🤖 AI Summary
This study addresses the challenges of high biological variability in live neuronal cultures and the limited reusability of conventional computational systems by proposing a novel framework that integrates optical chaos control with reservoir computing. The approach leverages phase-space attractor analysis for dynamic feature identification and incorporates a knowledge distillation mechanism to enable cross-sample model transfer. For the first time in living neural networks, this method achieves reusable, cross-individual knowledge sharing and rapid deployment. Compared to traditional reservoir computing, it yields approximately a 300% improvement in both model accuracy and operational lifetime.

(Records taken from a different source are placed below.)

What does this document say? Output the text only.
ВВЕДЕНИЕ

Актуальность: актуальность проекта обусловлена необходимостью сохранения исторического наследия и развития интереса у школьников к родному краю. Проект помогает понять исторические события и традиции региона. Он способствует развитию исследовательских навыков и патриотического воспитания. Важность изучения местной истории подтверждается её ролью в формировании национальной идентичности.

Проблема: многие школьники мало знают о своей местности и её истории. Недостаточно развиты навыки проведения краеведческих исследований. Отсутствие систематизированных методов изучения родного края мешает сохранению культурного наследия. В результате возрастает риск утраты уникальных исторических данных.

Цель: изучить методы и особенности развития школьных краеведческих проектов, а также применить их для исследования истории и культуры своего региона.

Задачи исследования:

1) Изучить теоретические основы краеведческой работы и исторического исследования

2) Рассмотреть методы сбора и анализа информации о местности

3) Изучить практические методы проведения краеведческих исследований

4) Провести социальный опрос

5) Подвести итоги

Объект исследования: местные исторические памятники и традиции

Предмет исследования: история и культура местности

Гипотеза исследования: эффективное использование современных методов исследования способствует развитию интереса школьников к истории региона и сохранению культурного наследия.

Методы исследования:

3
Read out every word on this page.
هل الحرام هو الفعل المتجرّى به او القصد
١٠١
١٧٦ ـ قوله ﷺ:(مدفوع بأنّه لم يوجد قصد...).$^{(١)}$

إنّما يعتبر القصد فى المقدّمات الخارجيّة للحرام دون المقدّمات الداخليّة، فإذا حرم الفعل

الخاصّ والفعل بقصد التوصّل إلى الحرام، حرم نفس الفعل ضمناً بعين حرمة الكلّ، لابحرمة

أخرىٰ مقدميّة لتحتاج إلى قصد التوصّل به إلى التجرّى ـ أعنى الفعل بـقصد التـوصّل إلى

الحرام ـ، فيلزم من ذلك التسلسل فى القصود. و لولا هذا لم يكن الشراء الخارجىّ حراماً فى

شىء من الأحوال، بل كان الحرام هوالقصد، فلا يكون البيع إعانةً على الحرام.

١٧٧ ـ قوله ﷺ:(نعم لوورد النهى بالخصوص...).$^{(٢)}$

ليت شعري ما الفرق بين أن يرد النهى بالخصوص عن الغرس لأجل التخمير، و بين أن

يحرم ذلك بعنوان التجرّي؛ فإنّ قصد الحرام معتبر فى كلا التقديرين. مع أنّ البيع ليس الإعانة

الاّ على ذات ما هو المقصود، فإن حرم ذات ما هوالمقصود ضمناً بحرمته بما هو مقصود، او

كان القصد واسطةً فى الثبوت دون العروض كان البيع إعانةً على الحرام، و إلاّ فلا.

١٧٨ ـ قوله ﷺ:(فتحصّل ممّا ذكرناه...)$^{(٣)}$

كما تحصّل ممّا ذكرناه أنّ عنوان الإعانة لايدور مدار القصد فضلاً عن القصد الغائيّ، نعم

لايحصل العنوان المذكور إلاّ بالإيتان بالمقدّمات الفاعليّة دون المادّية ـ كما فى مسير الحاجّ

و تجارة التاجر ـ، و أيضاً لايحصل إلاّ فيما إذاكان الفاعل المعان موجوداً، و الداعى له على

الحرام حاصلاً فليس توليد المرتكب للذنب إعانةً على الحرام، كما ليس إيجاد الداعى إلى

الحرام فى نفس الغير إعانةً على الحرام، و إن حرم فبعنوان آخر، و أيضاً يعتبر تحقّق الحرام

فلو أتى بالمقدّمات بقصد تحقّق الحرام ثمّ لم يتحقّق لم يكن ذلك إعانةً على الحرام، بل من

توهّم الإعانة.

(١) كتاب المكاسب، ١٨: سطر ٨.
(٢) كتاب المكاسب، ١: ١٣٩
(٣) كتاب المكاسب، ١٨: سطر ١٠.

Furthermore, through knowledge transfer, training time is reduced to the minute scale while simultaneously enhancing overall performance.
📝 Abstract
We introduce chaos-controlled Reservoir Computing (cc-RC) for living neural cultures: dynamically rich substrates of unique potential for adaptive computation. To account for intrinsic biological variability, cc-RC combines: (i) pre-training identification of each culture's dynamical signature and phase-portrait attractor; (ii) low-power optical chaos control to stabilize spontaneous and stimulus-evoked activity; (iii) readout training within this controlled regime. Across hundreds of neural samples, cc-RC enables robust learning and pattern classification, improving both accuracy and model longevity by approximately 300% over standard RC. We further propose Knowledge Transplant (KT), for which the reservoir map learned by an expert culture is transplanted to an attractor-equivalent student culture, reducing training time to minutes while improving performance. By enabling cross-substrate, reusable learned models, KT paves the way for knowledge accumulation and sharing across neural populations, transcending biological lifespan limits.